Because when you lose velocity because of the bigger bore intake, and thus low end torque, it makes the top end feel bigger. Geez, don't you know this?  The Honda guys have known it for years...........


----------



## chimmike (Oct 17, 2002)

damn ya got me. who needs low end torque on a 110whp car anyways!


----------



## HaulinSentra (Apr 30, 2002)

chimmike, i just want to make sure exverything is going to flow well.
I picked up the MAF and afc dirt cheap so why not. Am I going to loose power right now n/a? I know its not going to add more than 1-2 hp or anything at all!

I want to make sure its geared for when I go either NOS/Turbo!

guesh I didnt say the maf will add 20hp!

I will also be hittin the dyno of course, to set the fuel. I just want to make sure its setup right (car select and maf select) gen 1 is different from S-AFC II

There is only car select 1-9 )have on 5 now, will try 6 next.

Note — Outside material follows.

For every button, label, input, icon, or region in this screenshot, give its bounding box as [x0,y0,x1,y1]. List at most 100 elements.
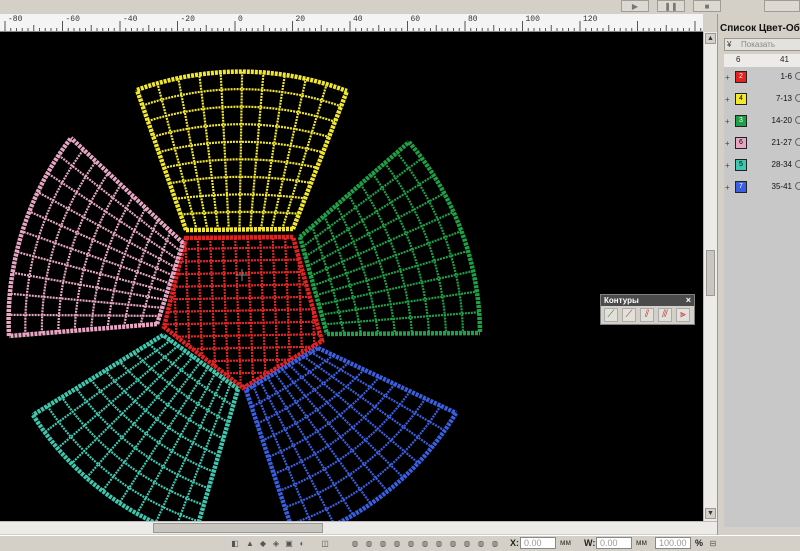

maf select should be ok. (z31 maf)


----------



## FrontierTuner (Aug 30, 2004)

just buy the s-afc 2 it has better correction ratios on the fuel map/bos. I have one on my 98 nissan frontier. And I squeesed about 5 extra horsepower out of a stock engine, with a highflow cat and custom cat-back exhaust with a magnaflow muffler


----------



## chimmike (Oct 17, 2002)

you don't need the SAFC II, the I is perfectly fine.


----------